Drost also cited Scotland’s Techscaler programme as proof that targeted, locally‑driven initiatives can amplify the mycelial effect, linking founders with mentors, educators, and investors regardless of postcode.
Long‑term stability – the real test
Even the most generous reforms will flop if they are not delivered consistently. Dame Anne Glover warned that “the success of these measures will depend on swift implementation and continued collaboration between government, industry, and investors.”
Jamie Roberts summed up the overarching requirement, when capital cycles within the sector, retaining it owes more to consistent policy than one-off tax breaks. “What matters now is a policy environment that gives growing companies the confidence to invest, hire and innovate,” he said. “A consistent long‑term approach will be key to ensuring UK businesses continue to thrive.”

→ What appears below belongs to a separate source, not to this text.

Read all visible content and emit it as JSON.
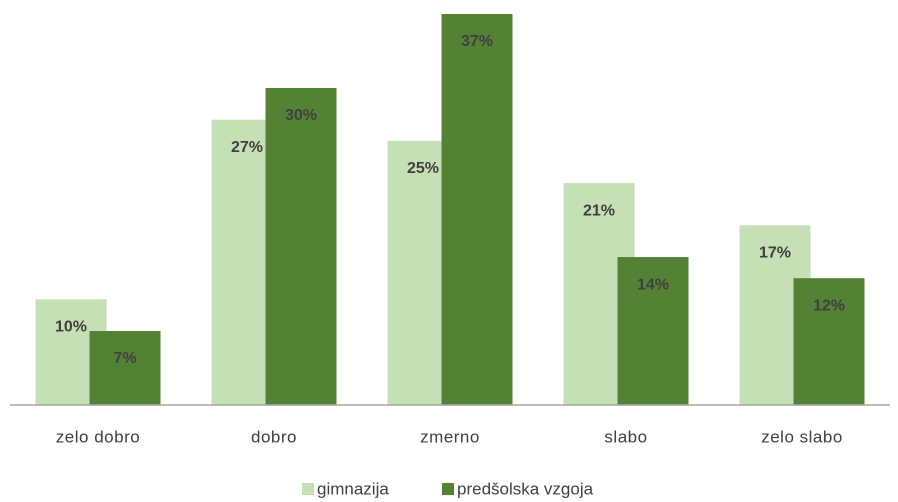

Finally, Drost echoed the sentiment, adding that “if the UK commits to building the infrastructure and partnerships that underpin a healthy tech ecosystem, it can cement its place as one of the best nations in the world to start and scale a company.”
A firm foundation or a tax gamble
For a chancellor, every budget can become a matter of faith. Calls for investment are balanced by demands that taxes cannot be raised to pay for it; Reeves’ view seems to be that the return on investment is worth far more than the risk of capital moving elsewhere.
Whether threats to invest elsewhere are real or bluff, a country with strong investment in tech and a stable, startup-friendly policy is likely to remain an attractive prospect for founders and investors after Reeves’ budget.